Мэтт закрывает другу глаза - а поздним вечером, когда звёзды обращаются в пыль, и пыль та осыпается ему на плечи, и давит, и прижимает к полу, топит отчаяние, и горе, и отчаянное горе в ближайшем, пропахнувшем спиртом и дешёвыми деньгами баре.
Вспоминай.
Он вспоминает о дочери Майкла.
Дочери Майкла девятнадцать лет, у неё нет родителей, нет дома.
Дочь Майкла зовут Ивейн.
Анна разбудила его на следующее утро - это было утро, небо оставалось всё ещё синим и далёким, а не выцветшим, вылинявшем, уставшим, - голова Мэтта была прошита раскалённым шипом боли от недосыпа и чего-то страшного, растёкшегося тяжестью по его венам; он не мог сказать, как вёл машину, как добрался до дома - его дом находился за чертой города.

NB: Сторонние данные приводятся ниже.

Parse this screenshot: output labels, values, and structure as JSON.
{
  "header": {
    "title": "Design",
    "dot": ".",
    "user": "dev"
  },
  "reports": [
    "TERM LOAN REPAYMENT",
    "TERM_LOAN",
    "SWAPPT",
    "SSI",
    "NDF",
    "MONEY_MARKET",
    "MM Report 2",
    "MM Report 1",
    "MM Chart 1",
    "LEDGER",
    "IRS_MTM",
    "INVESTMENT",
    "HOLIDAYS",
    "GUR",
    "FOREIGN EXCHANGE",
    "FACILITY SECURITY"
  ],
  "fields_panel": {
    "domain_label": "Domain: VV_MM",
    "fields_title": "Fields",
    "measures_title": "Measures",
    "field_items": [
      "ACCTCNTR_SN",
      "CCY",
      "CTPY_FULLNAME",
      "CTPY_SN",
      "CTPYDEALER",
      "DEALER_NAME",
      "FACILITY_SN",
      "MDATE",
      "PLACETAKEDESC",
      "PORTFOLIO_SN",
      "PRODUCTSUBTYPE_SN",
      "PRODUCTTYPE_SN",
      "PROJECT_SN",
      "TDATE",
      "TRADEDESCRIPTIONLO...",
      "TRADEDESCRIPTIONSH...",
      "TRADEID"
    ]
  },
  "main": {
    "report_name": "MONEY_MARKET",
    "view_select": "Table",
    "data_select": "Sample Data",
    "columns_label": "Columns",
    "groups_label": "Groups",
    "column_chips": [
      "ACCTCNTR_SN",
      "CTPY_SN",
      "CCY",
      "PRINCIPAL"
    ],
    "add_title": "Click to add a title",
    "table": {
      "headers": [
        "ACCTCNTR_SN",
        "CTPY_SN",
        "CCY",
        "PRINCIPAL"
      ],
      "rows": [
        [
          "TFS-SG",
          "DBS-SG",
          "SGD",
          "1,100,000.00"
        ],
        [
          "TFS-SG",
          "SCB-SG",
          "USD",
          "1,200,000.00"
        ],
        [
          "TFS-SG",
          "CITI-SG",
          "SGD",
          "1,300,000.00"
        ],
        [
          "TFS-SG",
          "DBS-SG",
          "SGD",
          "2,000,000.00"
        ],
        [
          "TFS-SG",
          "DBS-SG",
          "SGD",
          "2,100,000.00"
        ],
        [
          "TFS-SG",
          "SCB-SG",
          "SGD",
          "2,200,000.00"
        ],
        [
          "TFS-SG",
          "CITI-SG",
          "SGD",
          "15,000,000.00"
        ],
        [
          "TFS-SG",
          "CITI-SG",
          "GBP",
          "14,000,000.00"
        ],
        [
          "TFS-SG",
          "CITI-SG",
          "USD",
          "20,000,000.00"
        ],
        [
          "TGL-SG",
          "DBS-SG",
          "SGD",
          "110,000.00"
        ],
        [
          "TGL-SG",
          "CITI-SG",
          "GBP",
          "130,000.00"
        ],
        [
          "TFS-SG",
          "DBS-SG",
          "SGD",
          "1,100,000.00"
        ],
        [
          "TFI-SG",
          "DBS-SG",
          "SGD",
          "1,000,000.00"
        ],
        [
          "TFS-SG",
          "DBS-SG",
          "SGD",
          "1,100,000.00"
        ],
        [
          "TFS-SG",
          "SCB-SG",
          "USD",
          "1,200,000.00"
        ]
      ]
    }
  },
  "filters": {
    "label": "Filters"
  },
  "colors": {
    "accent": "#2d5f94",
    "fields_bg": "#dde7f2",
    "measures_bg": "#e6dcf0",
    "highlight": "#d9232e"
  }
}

Всё, что он тогда мог сказать, это то, что он хочет оформить опекунство над Ивейн.
Анна прикладывала холодный компресс к его лбу и смотрела серьёзно, внимательно и словно немного, самую малость, настороженно.
— Ты не сумеешь заменить ей отца, — пробормотала она. Тонкие ниточки ранних, молодых морщинок собрались в уголках её глаз, делая её чуть старше и чуть опытнее.
— Я и не собираюсь, — ответил он; небо скрежетало, щетинилось у него где-то над головой - Мэттью не слышал, не замечал его. — Но я не защитил Майкла. А теперь я должен - обязан - защитить её.
Анна не хотела понимать его, не чувствовала его упущенной ответственности, его вины.
— Будет много бумажной волокиты, — сказала она, поджав губы - то ли недовольно, то ли взволнованно.
Мэтт кивнул.
Мэтт знал - они отпустят её. Им некуда девать её, а ей некуда идти. Она нуждается в нём.
Думай.
Тот, кто убил Майкла, не был найден. Тот, кто убил Майкла, мог вернуться и за Ивейн, если посчитает, что она может навредить ему, что она опасна или просто потому что ему так-взбредёт-в-голову. Мэтт мечтал прострелить ему эту самую голову, или размозжить её, или сделать что-нибудь, о чём прежде и подумать не мог.
Анализируй.
Он не мог. Не может. Не способен?
А теперь Анна сидела за его кухонным столом и говорила, что она предупреждала, что это, должно быть, будет совсем непросто.